Tuesday, February 12, 2013

It's not about ethics. It's about being smart.


There is no questioning the fact that the pros and cons of human experimentation has been one of the most important debates of the twenty-first century. While thousands of people involved in clinical trials, legal or illegal, have suffered from severe health deterioration including instant death, millions of people have received vaccinations for arguably incurable ailments such as polio, now on the verge of eradication. And the issue is becoming increasingly complex with time, as indicated by the following recent examples.

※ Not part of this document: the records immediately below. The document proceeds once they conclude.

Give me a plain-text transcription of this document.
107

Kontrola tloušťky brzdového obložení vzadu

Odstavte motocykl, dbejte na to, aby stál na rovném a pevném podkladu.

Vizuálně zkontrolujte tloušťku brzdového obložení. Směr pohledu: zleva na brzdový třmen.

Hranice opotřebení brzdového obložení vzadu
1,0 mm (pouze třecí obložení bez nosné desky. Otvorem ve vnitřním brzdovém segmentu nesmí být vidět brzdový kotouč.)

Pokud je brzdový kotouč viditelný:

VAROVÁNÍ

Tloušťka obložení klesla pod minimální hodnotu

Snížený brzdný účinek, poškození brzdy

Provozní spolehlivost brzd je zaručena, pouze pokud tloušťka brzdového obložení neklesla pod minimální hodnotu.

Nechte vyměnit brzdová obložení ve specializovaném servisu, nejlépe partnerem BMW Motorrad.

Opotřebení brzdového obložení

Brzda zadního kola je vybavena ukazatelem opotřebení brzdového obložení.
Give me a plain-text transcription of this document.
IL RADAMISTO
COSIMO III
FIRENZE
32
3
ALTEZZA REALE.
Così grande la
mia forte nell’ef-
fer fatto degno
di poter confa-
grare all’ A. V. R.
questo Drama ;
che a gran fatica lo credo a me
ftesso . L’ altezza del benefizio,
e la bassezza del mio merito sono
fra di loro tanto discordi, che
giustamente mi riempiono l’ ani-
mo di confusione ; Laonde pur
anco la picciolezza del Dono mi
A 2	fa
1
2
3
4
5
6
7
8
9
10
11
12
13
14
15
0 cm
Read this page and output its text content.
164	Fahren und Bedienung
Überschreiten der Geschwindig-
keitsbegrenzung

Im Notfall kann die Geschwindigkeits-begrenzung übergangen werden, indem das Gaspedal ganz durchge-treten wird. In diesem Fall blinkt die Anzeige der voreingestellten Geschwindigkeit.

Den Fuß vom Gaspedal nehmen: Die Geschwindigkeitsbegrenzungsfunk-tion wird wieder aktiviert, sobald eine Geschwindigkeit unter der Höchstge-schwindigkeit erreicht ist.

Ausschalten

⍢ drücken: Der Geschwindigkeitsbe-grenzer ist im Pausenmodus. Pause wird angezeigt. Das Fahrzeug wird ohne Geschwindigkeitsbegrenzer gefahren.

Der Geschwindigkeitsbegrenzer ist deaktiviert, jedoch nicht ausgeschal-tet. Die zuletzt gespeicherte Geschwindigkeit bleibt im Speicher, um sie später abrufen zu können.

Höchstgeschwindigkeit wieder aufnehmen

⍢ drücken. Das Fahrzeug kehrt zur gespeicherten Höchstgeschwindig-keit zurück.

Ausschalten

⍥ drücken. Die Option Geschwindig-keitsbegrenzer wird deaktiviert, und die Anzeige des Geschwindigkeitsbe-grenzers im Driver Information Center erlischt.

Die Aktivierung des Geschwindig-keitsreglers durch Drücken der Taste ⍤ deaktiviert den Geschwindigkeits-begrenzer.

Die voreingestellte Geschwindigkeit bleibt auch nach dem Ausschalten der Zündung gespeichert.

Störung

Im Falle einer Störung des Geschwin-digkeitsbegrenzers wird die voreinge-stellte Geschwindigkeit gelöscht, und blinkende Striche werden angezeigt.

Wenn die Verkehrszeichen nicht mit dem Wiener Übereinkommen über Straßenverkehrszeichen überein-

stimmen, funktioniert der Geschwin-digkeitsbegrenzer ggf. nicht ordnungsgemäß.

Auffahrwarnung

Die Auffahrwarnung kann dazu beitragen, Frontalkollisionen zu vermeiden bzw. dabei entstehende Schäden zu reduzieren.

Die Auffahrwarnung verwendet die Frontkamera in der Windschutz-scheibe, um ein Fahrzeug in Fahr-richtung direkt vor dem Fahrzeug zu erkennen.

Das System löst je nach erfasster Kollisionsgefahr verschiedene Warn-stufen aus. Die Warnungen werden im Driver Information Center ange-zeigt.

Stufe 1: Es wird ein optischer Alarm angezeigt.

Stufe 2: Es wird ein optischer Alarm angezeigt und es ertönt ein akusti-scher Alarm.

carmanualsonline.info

On 12th April 2006, six volunteers at the North-wick Park Hospital in London were administered weakened doses of a drug called TGN1412 in the first human clinical trial conducted by researchers at a leading biotechnology firm called TeGenero. The drug was being explored as a potential treatment to auto-immune diseases like multiple sclerosis, in which the body's own immune system causes harm to the body's organs. Minutes after the infusion, all volunteers had to be transferred to intensive care as they faced life-threatening conditions which involved multi-organ failure. The United Kingdom’s Medicines and Healthcare Products Regulatory Agency immediately conducted an investigation, but did not find any flaws in the execution of the procedures in the research protocol initially submitted by TeGenero. Hence, it was ruled that this disaster was the result of unexpected behavior of the drug.

On the other hand, on 16th July 2012, the U.S. Food and Drug Administration approved the market use of Truvada, a drug that reduces the risk of HIV infection in uninfected individuals who are at a high risk of catching the disease due to being engaged in sexual activity with HIV-infected partners. One of the events that lead to the eventual approval of this drug was a large, randomized clinical trial conducted by Gilead Sciences, the manufacturer of the drug, in 4,758 heterosexual couples where exactly one partner was HIV-infected. Truvada's safety and efficacy was demonstrated by the fact that the drug reduced the risk of being infected by 75 percent, with only mild side-effects such as diarrhea, nausea, headache etc.

The primary reason behind narrating these examples is to highlight the fact that human experimentation has 'huge' advantages and 'huge' disadvantages. Hence, an intelligent and powerful framework is essential to control the approval of these experiments. Intelligent, because the greater the expertise of the people who comprise this framework, the better the decisions made while reviewing experiments for approval. Powerful, because unless the framework has the authority to force its laws upon research groups/individuals, it cannot control the experimentation that takes place.

One way of implementing such a framework, as observed in many countries, is the establishment of government-funded agencies that adhere to a strict cost-benefit-analysis approach when evaluating experiments. Research without informed consent should not be permitted, not because it is ethically wrong, but because it would cause uncontrollable public unrest, resulting in people losing faith in their government. On the other hand, research which offers monetary benefits to volunteers should not be discarded without any further consideration based on ethical grounds, because the benefits of the same research to the society, if successful, might far outweigh the costs to the volunteers. Policies such as these might sound too radical at first, but the fact remains that the job of the government is to look after the betterment of the public. Experiments for which expected social benefit outweighs expected social cost, as determined after meticulous evaluation by experts (from fields beyond biology if necessary), must be approved and vice versa, because this is the only way of reducing the future occurrence of events such as the TGN1412 tragedy while also increasing the future occurrence of events such as the Truvada breakthrough. 

Sources:
1. http://www.nature.com/nature/journal/v440/n7086/full/440855a.html
2. http://www.ncbi.nlm.nih.gov/pmc/articles/PMC2964774/
3. http://seattletimes.com/html/businesstechnology/2018699860_apushivdrugfda.html
4. http://www.fda.gov/forconsumers/byaudience/forpatientadvocates/hivandaidsactivities/ucm312264.htm

1 comment:

BradleyW said...

I agree with what you have said about these huge risks and huge benefits associated with medical testing. The nature of improving medicine as a field has always been weighing these risks versus these benefits. Without this balance there would be no medical breakthroughs or no new discoveries that lead to a greater understanding and overall health for the public.
As you pointed out these tests do not always go exactly as planned. In cases such as TGN1412, which is the extreme of what can go wrong in one of these studies, terrible things do happen. The goal of researchers is obviously to try their best to make sure these kinds of outcomes rarely happen but the truth is that it is impossible to be one hundred percent sure of what a drug will do during its first human trials. Sure there are animal trials that can predict the outcome but they are not the same. Animal models can be great predictors, but they are not the real things and drastic changes can happen when humans are giving the same drug or treatment. The troubling question becomes, when tragedies like the one that occurred with TGN1412 do occur, and they will, who is to blame?
I think the only logical answer, as unsatisfying as it may seem, is no one. It is not anyone’s fault for these drug tests, as long as there were no flaws in the regulations and procedures of drug trials. It is just an extremely unfortunate event that occurred and is really the nature of medical advances. In order for there to be huge leaps forward like what Truvada accomplished, there must be some drugs that fail. It is the unfortunate truth in medicine.